Holy beehive! Assuming that your husband isn’t known to be allergic to wasps, there are many over-the-counter options he can use. Anaphylactic reactions are generally less common, affecting only about 0.5 to 3 percent of the general population. In those instances, symptoms include difficulty breathing, swelling of the throat, drop in blood pressure, and fainting. The most efficient treatments of painful sting wounds include:
- Over-the-counter (OTC) acetaminophen or ibuprofen for pain relief
- OTC steroid cream (such as one percent hydrocortisone cream) to reduce itching or swelling
- An antihistamine (including most OTC allergy medications) to reduce hives or excessive itching
- A soothing paste made from baking soda and water for relief from painful itching
Immediately after a sting, applying ice or a cold pack may also provide some relief. Wrapping ice in a cloth and not leaving it on the skin for longer than 20 minutes at a time can prevent freezing the skin. Even though it's tempting, it’s also not recommended to scratch the stings. They’re open wounds, and scratching could introduce microbes that can cause infection.

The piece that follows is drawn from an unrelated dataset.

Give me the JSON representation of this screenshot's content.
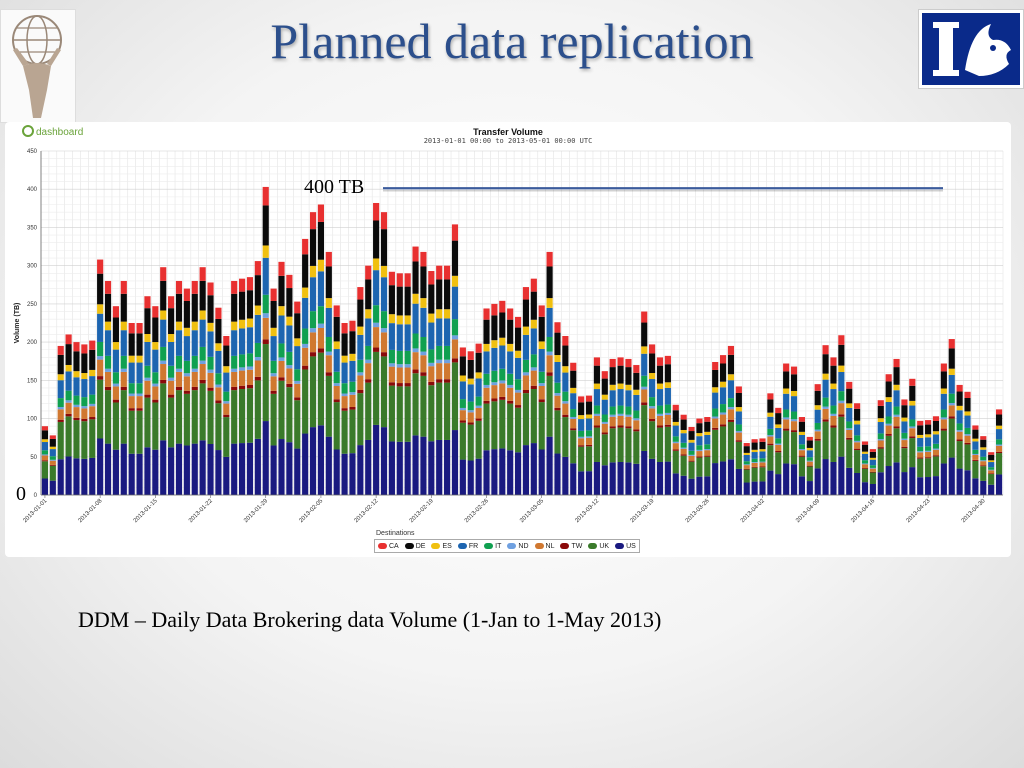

If the pain increases or persists for more than a few days, the redness continues growing for longer than 48 hours, or the swelling is larger than 4 inches or covers the joints, it's recommended to consult a health care provider within 24 hours. Consulting immediately is recommended if signs of infection (like a fever and spreading redness) occur, there is a sting inside the mouth or on the eye, or there are a large number of stings (generally, 50 or more for teenagers and adults).
Typically, bees and wasps only attack if provoked, but avoiding that may sometimes be difficult. Some helpful tips can include:
- Wear light-colored clothing when in an area where you expect there to be bees and wasps.

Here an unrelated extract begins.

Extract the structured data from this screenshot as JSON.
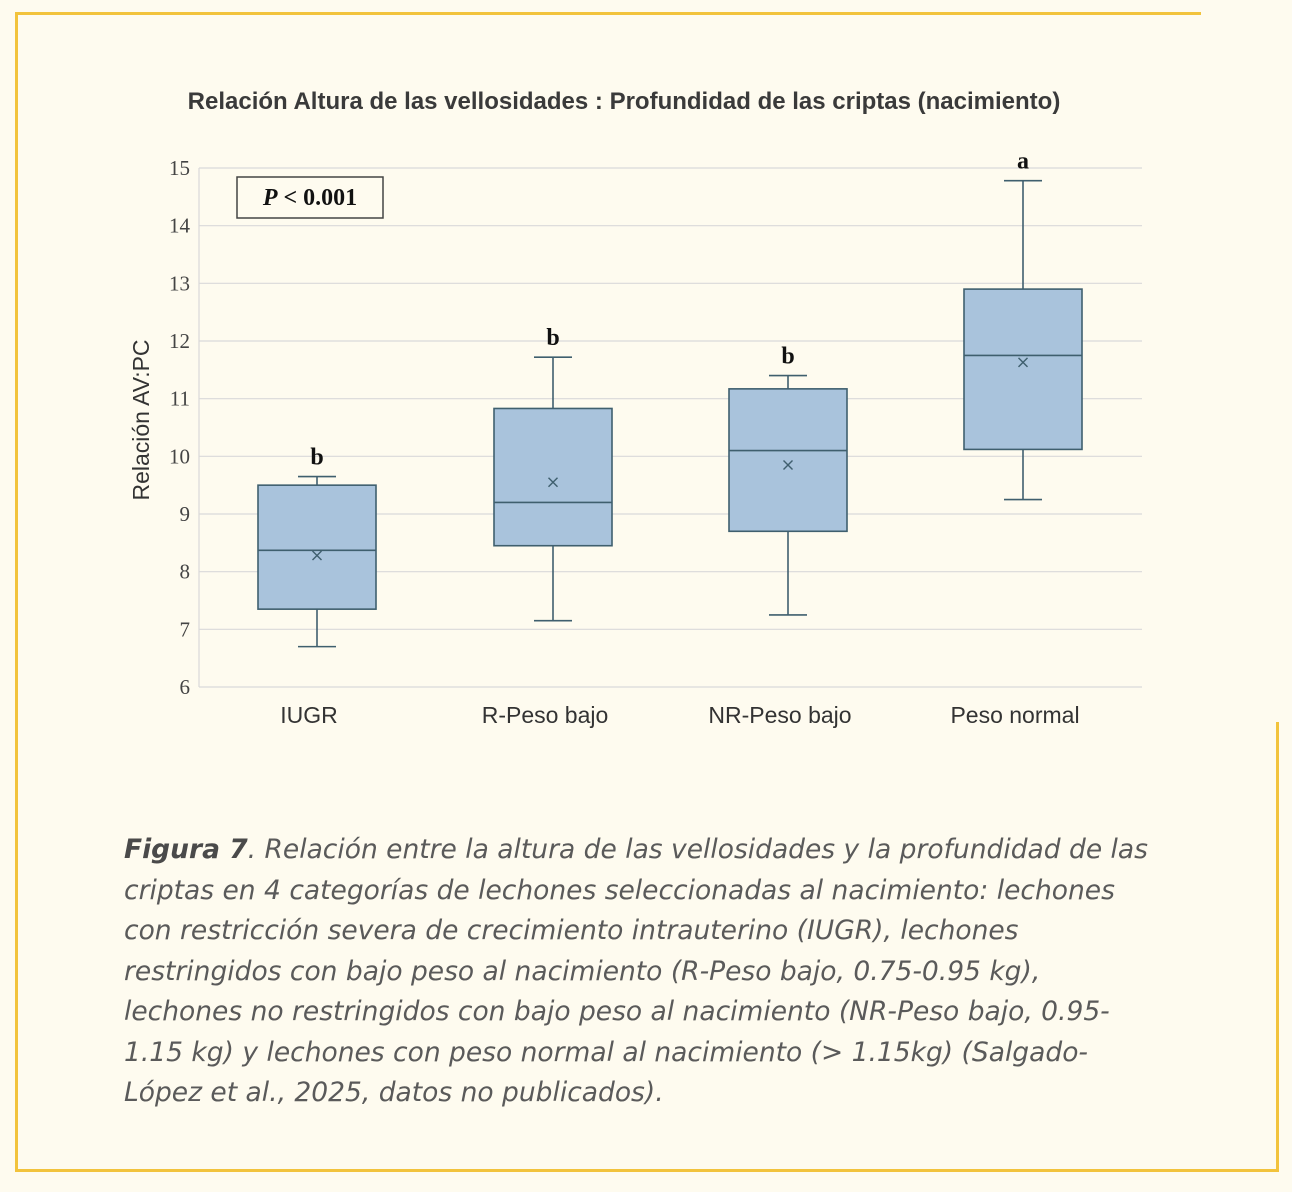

- Avoid using perfume, cologne, or other scented toiletries in said areas.
- Avoid areas with lots of flowering plants.
- Don't walk barefoot across plants, especially clover and blooming ground clover (a favorite of bees).
- If a bee or wasp does land on you, it's probably just interested in a smell or wants a little sip of water (your sweat), so don't swat at it. If you stand still, it will likely fly away on its own accord pretty quickly. If you can’t wait for the bee or wasp to leave on its own, you may wish to gently brush it away with a piece of paper — swatting will antagonize the insect and you might end up with a sting.

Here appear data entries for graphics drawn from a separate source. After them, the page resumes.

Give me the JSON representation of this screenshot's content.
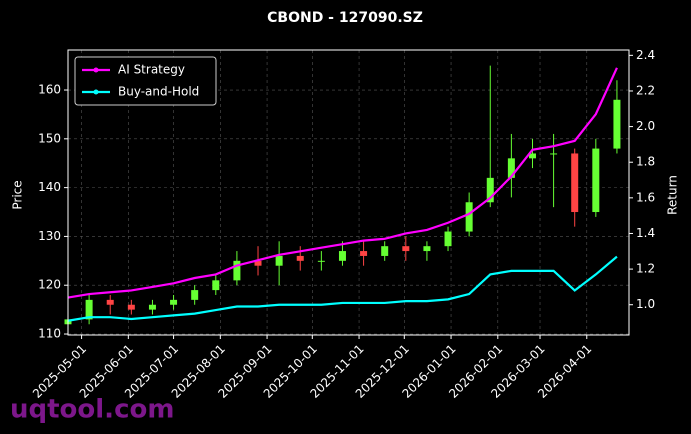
{
  "chart_data": {
    "type": "candlestick",
    "title": "CBOND - 127090.SZ",
    "ylabel": "Price",
    "y2label": "Return",
    "watermark": "uqtool.com",
    "x": [
      "2025-04-22",
      "2025-05-06",
      "2025-05-20",
      "2025-06-03",
      "2025-06-17",
      "2025-07-01",
      "2025-07-15",
      "2025-07-29",
      "2025-08-12",
      "2025-08-26",
      "2025-09-09",
      "2025-09-23",
      "2025-10-07",
      "2025-10-21",
      "2025-11-04",
      "2025-11-18",
      "2025-12-02",
      "2025-12-16",
      "2025-12-30",
      "2026-01-13",
      "2026-01-27",
      "2026-02-10",
      "2026-02-24",
      "2026-03-10",
      "2026-03-24",
      "2026-04-07",
      "2026-04-21"
    ],
    "open": [
      112,
      113,
      117,
      116,
      115,
      116,
      117,
      119,
      121,
      125,
      124,
      126,
      125,
      125,
      127,
      126,
      128,
      127,
      128,
      131,
      137,
      142,
      146,
      147,
      147,
      135,
      148
    ],
    "high": [
      117,
      118,
      118,
      117,
      117,
      118,
      120,
      122,
      127,
      128,
      129,
      128,
      127,
      129,
      129,
      129,
      130,
      129,
      132,
      139,
      165,
      151,
      150,
      151,
      148,
      150,
      162
    ],
    "low": [
      111,
      112,
      114,
      114,
      114,
      115,
      116,
      118,
      120,
      122,
      120,
      123,
      123,
      124,
      124,
      125,
      125,
      125,
      127,
      130,
      136,
      138,
      144,
      136,
      132,
      134,
      147
    ],
    "close": [
      113,
      117,
      116,
      115,
      116,
      117,
      119,
      121,
      125,
      124,
      126,
      125,
      125,
      127,
      126,
      128,
      127,
      128,
      131,
      137,
      142,
      146,
      147,
      147,
      135,
      148,
      158
    ],
    "up_color": "#66ff33",
    "down_color": "#ff4444",
    "series": [
      {
        "name": "AI Strategy",
        "color": "#ff00ff",
        "axis": "y2",
        "values": [
          1.04,
          1.06,
          1.07,
          1.08,
          1.1,
          1.12,
          1.15,
          1.17,
          1.22,
          1.25,
          1.28,
          1.3,
          1.32,
          1.34,
          1.36,
          1.37,
          1.4,
          1.42,
          1.46,
          1.51,
          1.6,
          1.72,
          1.87,
          1.89,
          1.92,
          2.07,
          2.33
        ]
      },
      {
        "name": "Buy-and-Hold",
        "color": "#00ffff",
        "axis": "y2",
        "values": [
          0.91,
          0.93,
          0.93,
          0.92,
          0.93,
          0.94,
          0.95,
          0.97,
          0.99,
          0.99,
          1.0,
          1.0,
          1.0,
          1.01,
          1.01,
          1.01,
          1.02,
          1.02,
          1.03,
          1.06,
          1.17,
          1.19,
          1.19,
          1.19,
          1.08,
          1.17,
          1.27
        ]
      }
    ],
    "xlim": [
      "2025-04-22",
      "2026-04-29"
    ],
    "xticks": [
      "2025-05-01",
      "2025-06-01",
      "2025-07-01",
      "2025-08-01",
      "2025-09-01",
      "2025-10-01",
      "2025-11-01",
      "2025-12-01",
      "2026-01-01",
      "2026-02-01",
      "2026-03-01",
      "2026-04-01"
    ],
    "ylim": [
      109.8,
      168.2
    ],
    "yticks": [
      110,
      120,
      130,
      140,
      150,
      160
    ],
    "y2lim": [
      0.83,
      2.43
    ],
    "y2ticks": [
      {
        "value": 1,
        "label": "1.0"
      },
      1.2,
      1.4,
      1.6,
      1.8,
      {
        "value": 2,
        "label": "2.0"
      },
      2.2,
      2.4
    ],
    "grid": true,
    "legend": "upper left"
  }
}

- If several bees or wasps swarm you and start stinging, running away is likely your best option, especially if you’re able to go indoors. If you aren’t, shaded areas are typically safer than open areas. Jumping into a body of water, such as a lake or pool, may not help, since some species of bees and wasps will hover above the water waiting to sting you when you resurface for air.
If you do get stung (hopefully far fewer than 26 times!) and the stinger remains in your skin, you may wish to remove it by gently scraping it off with a fingernail or credit card edge. However, if the stinger is stuck below the surface of the skin or you aren’t able to easily remove it, it’s recommended to leave it alone since you risk damaging the skin and eventually, the stinger will come out on its own due to normal skin shedding. Keeping the area clean and dry can help prevent possible infection of the sting site. If there's swelling, increasing pain over time, pus, or other signs of infection, it’s strongly recommended to consult with a health care provider as soon as possible.
The next time you find yourself face-to-face with a bee or wasp that's got it in for you, remember that prevention is the key. The most effective option is to avoid attracting the bees and wasps in the first place, and if they just can't resist you, you may avoid further aggravation by not swatting, running, or screaming. With any luck, future bee and wasp encounters will end in peaceful coexistence.